Uscirono insieme con il loro abate
Riflessioni sul carattere cenobitico della fondazione di Cîteaux

Fin dagli inizi del monachesimo, è sempre esistita una tensione - la maggior parte delle volte, una tensione sana - tra la forma eremitica e la forma cenobitica della vita monastica. Anche all’interno della tradizione cenobitica, troviamo una grande varietà di espressioni, alcune più simili a un raggruppamento di eremiti attorno ad uno stesso padre spirituale, ed altre più simili a ciò che può essere considerato come l’autentica tradizione cenobitica. Pur tenendo presente questa grande varietà, possiamo dire che esistono, fondamentalmente, due tipi di comunità monastiche e, perciò, due tipi di abati (benché questo non si possa mai dividere "col coltello").

 

Possiamo dire che, nel primo caso, si tratta di una comunità che ha un abate, e che, nel secondo, si tratta di un abate che ha una comunità. La differenza tra le due possibilità è enorme. Nella prima forma, si segue la tradizione cenobitica dell?Egitto superiore e della Cappadocia e, nella seconda, si segue la tradizione semi-anacoretica dell’Egitto inferiore.

In tutta la storia del monachesimo, fino ai nostri giorni, coesistono queste due tradizioni. La seconda forma - o tradizione - è stata propagata in Occidente da Cassiano e sembra aver acquistato una nuova popolarità nel nostro tempo.

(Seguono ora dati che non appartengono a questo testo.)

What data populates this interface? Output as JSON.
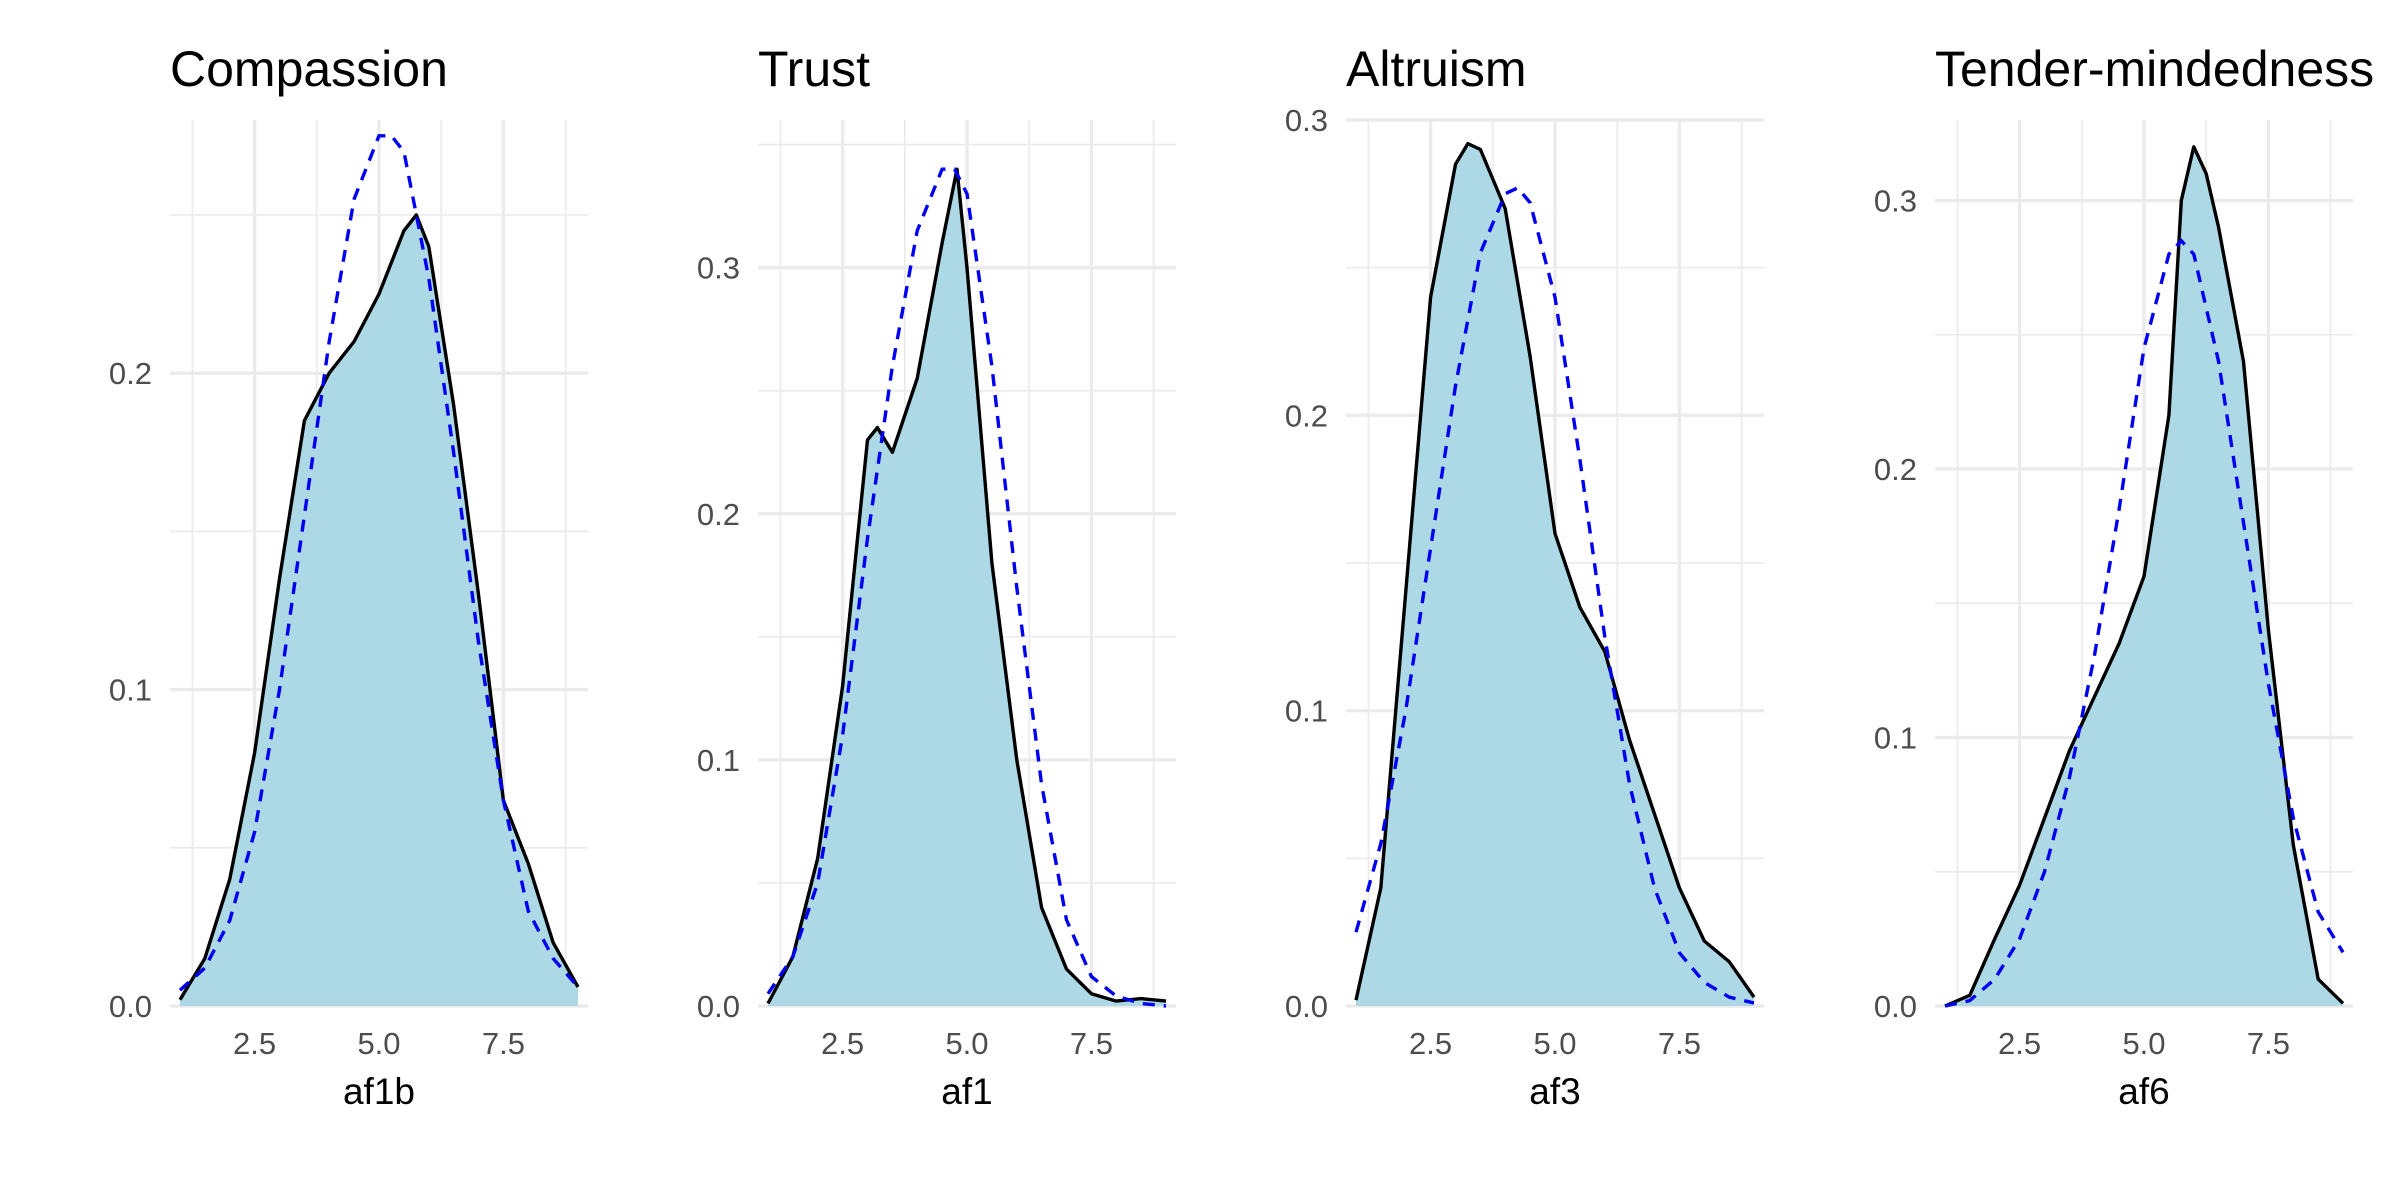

In questa conferenza vorrei dimostrare che il primo Cîteaux, come Molesme da cui è uscito, apparteneva chiaramente al primo di questi due tipi. Cîteaux era, prima di tutto, una comunità che ha avuto abati meravigliosi. È stata la fondazione di una comunità di monaci, con il loro abate, e non la fondazione di un abate che ha inviato alcuni dei suoi monaci ad una fondazione.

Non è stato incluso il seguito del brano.